Hypothesis 1 stated that the total hours worked of planning and executing the analysis is lower for teams in the analysis-blinding condition than for teams in the preregistration condition. We collected strong evidence for the null hypothesis, that is, that both teams take the same amount of time: BF₀₋ = 13.19, δ = 0.29, 95% CI = [−0.05, 0.65]. Figure 2 illustrates the responses of the reported hours worked. On the basis of the descriptives, we found that the effect seems to go in the direction opposite to our predictions, that is, the total hours spent on executing the task was in fact lower for teams in the preregistration condition (M = 23.94, SD = 24.90; log-transformed M = 2.79, SD = 0.88) than for teams in the analysis-blinding condition (M = 33.12, SD = 35.34; log-transformed M = 3.08, SD = 0.89). The results are robust against different prior settings. An exploratory sequential analysis showed that as the data accumulate, the evidence in favor for the null hypothesis gradually increases.

Fig. 2.

Reported total hours worked of Stage 1 and Stage 2 for each analysis team. The upper panel shows (in orange) responses of teams in the preregistration condition. The lower panel shows (in green) responses of teams in the analysis-blinding condition. The data suggest strong evidence in favor of the null hypothesis that both teams take an equal amount of time planning and executing the analysis. Points are jittered to enhance visibility.

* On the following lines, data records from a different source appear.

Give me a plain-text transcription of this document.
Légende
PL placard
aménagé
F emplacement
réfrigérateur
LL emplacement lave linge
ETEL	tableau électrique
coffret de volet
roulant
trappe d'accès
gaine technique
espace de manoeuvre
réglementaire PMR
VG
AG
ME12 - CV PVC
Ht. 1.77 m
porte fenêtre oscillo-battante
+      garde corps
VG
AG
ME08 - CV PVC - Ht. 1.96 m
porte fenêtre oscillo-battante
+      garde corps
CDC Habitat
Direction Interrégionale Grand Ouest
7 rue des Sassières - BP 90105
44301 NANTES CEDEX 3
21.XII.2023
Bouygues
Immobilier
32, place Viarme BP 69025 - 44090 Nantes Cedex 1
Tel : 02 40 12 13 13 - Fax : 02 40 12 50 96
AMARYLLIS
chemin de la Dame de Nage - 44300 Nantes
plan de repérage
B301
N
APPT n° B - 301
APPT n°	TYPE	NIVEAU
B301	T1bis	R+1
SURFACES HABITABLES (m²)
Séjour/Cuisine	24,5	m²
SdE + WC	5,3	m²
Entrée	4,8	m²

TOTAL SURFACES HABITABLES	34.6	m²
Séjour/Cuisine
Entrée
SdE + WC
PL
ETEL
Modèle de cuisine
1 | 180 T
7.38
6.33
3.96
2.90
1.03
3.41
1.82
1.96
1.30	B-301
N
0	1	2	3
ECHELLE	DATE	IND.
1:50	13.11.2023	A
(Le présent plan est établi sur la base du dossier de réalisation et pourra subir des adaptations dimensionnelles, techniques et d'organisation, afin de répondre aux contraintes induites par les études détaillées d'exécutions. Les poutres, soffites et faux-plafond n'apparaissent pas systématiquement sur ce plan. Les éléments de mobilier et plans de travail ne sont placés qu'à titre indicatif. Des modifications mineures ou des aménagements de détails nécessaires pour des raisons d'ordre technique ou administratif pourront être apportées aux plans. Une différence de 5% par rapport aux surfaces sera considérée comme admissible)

Perceived effort and frustration

Hypothesis 2 stated that the perceived effort of planning and executing the analysis is lower for teams in the analysis-blinding condition than for teams in the preregistration condition. The data were inconclusive. We found no evidence either in favor or against our hypothesis: BF₋₀ = 0.41, δ = −0.133, 95% CI = [−0.48, 0.21]. These results are not robust against different prior settings. Depending on the prior choices, the evidence in favor of the null hypothesis fluctuates between being completely uninformative (i.e., BF₀₋ = 0.92) to being moderately high (i.e., BF₀₋ = 4.52). As the data accumulate, the evidence in favor for H₀ fluctuates, suggesting that more data are needed to draw an informative conclusion. Figure 3 (left) illustrates the responses of teams concerning the perceived effort. Both groups reported perceived effort to be moderate to somewhat high, with an average of M = 8.78, SD = 2.17 for teams in the preregistration condition and M = 8.44, SD = 2.46 for teams in the analysis-blinding condition.

Fig. 3.

Responses to the survey questions about the perceived effort (left) and frustration (right) of planning and executing the analysis. The top panel shows responses of teams in the preregistration condition. The bottom panel shows responses of teams in the analysis-blinding condition. The data suggest no or moderate evidence on whether analysis blinding was perceived as less effortful and frustrating, respectively. Points are jittered to enhance visibility.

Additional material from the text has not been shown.